Second, their members scored higher on a test called Reading the Mind in the Eyes, which measures how well people can read complex emotional states from images of faces with only the eyes visible.
Finally, teams with more women outperformed teams with more men. Indeed, it appeared that it was not “diversity” (having equal numbers of men and women) that mattered for a team’s intelligence, but simply having more women. This last effect, however, was partly explained by the fact that women, on average, were better at “mindreading” than men.
Thought #2 – we’ve got to be smarter using our technology.
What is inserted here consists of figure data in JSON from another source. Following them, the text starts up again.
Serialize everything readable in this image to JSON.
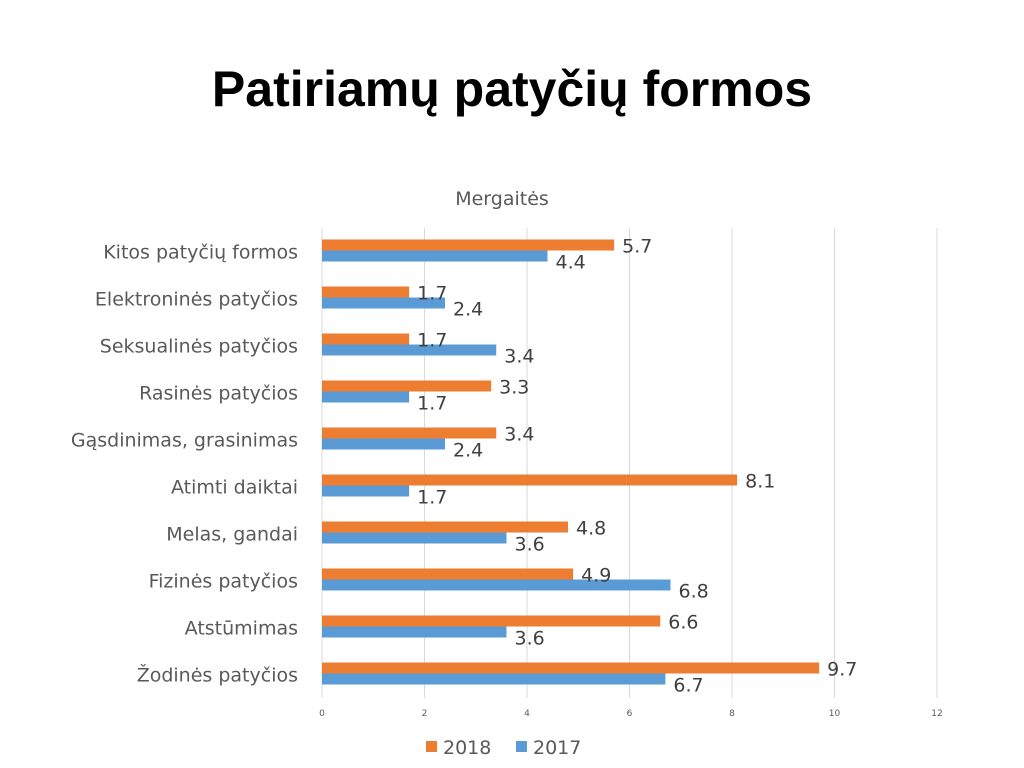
{
  "slide": {
    "title": "Patiriamų patyčių formos"
  },
  "chart_data": {
    "type": "bar",
    "orientation": "horizontal",
    "title": "Mergaitės",
    "categories": [
      "Kitos patyčių formos",
      "Elektroninės patyčios",
      "Seksualinės patyčios",
      "Rasinės patyčios",
      "Gąsdinimas, grasinimas",
      "Atimti daiktai",
      "Melas, gandai",
      "Fizinės patyčios",
      "Atstūmimas",
      "Žodinės patyčios"
    ],
    "series": [
      {
        "name": "2018",
        "color": "#ED7D31",
        "values": [
          5.7,
          1.7,
          1.7,
          3.3,
          3.4,
          8.1,
          4.8,
          4.9,
          6.6,
          9.7
        ]
      },
      {
        "name": "2017",
        "color": "#5B9BD5",
        "values": [
          4.4,
          2.4,
          3.4,
          1.7,
          2.4,
          1.7,
          3.6,
          6.8,
          3.6,
          6.7
        ]
      }
    ],
    "xlim": [
      0,
      12
    ],
    "xticks": [
      "0",
      "2",
      "4",
      "6",
      "8",
      "10",
      "12"
    ],
    "grid": true,
    "legend_position": "bottom"
  }
}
This one is not yet available to watch. But, in an upcoming debate at the great site IntelligenceSquaredUS.org, they’ve got quite an upcoming debate (May 13) on SMART TECHNOLOGY IS MAKING US DUMB. Here’s the descriptive paragraph:
Smart technology grants us unprecedented, immediate access to knowledge and to each other—a ubiquitous and seamless presence in everyday life. But is there a downside to all of this connectivity? It’s been said that smart technology creates dependency on devices, narrows our world to echo chambers, and impairs cognitive skills through shortcuts and distraction. Are smart tech devices guiding so much of our decision making that we are losing autonomy without even realizing it? Or are these concerns an overstatement of the negative effects of high-tech consumption?
I look forward to this debate. Just click over to take a look at the speakers debating the issue. (Nicholas Carr, author of The Shallows, is one of the voices arguing for the motion).
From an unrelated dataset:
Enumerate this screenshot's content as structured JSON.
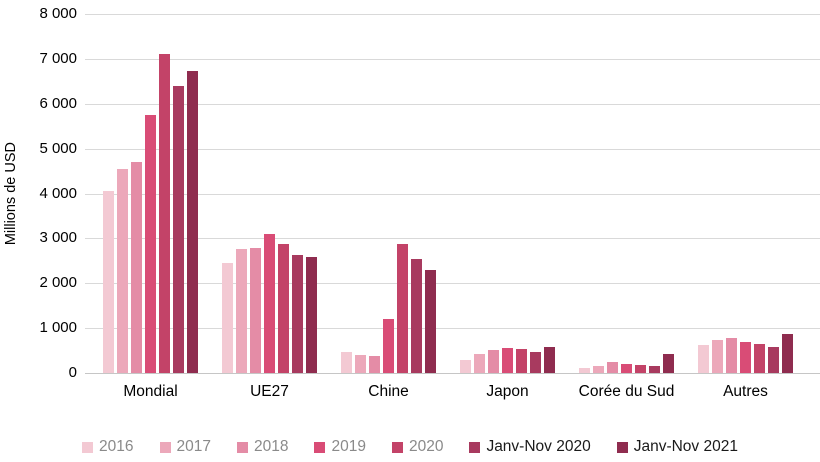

Thought #3 – We need smarter people; you need to be a smarter you.
This was the read for the weekend/month…maybe year. It is a very thoughtful, provocative essay: Among the Disrupted by Leon Wieseltier. Here’s the opening of the essay:
Amid the bacchanal of disruption, let us pause to honor the disrupted. The streets of American cities are haunted by the ghosts of bookstores and record stores, which have been destroyed by the greatest thugs in the history of the culture industry.
And a few more excerpts:
And even as technologism, which is not the same as technology, asserts itself over more and more precincts of human life, so too does scientism, which is not the same as science.
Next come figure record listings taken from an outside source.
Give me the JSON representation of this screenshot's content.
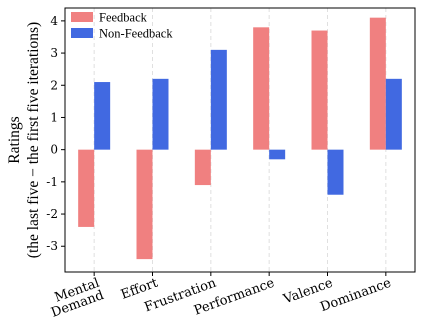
{
  "chart_data": {
    "type": "bar",
    "categories": [
      [
        "Mental",
        "Demand"
      ],
      [
        "Effort"
      ],
      [
        "Frustration"
      ],
      [
        "Performance"
      ],
      [
        "Valence"
      ],
      [
        "Dominance"
      ]
    ],
    "series": [
      {
        "name": "Feedback",
        "color": "#f08080",
        "values": [
          -2.4,
          -3.4,
          -1.1,
          3.8,
          3.7,
          4.1
        ]
      },
      {
        "name": "Non-Feedback",
        "color": "#4169e1",
        "values": [
          2.1,
          2.2,
          3.1,
          -0.3,
          -1.4,
          2.2
        ]
      }
    ],
    "ylabel_lines": [
      "Ratings",
      "(the last five − the first five iterations)"
    ],
    "yticks": [
      -3,
      -2,
      -1,
      0,
      1,
      2,
      3,
      4
    ],
    "ylim": [
      -3.8,
      4.4
    ],
    "grid": "vertical-dashed",
    "legend_position": "top-left"
  }
}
Aside from issues of life and death, there is no more urgent task for American intellectuals and writers than to think critically about the salience, even the tyranny, of technology in individual and collective life.
There is nothing soft about the quest for a significant life.
This essay reminded me of the warnings and insights of the still more than relevant Neil Postman in Technopoly: The Surrender of Culture to Technology. Mr. Postman wrote this in the early 1990s, just before Netscape opened up the masses to the internet and the world wide web. After I finished reading this essay, I pulled my copy of Technopoly off my shelf, and re-read the opening pages. The essay, and Postman, made me think…
Anyway, let me say in the strongest possible terms, READ THIS ESSAY! It will help you think about being a smarter you in the midst of the current technology-rich cultural rumblings.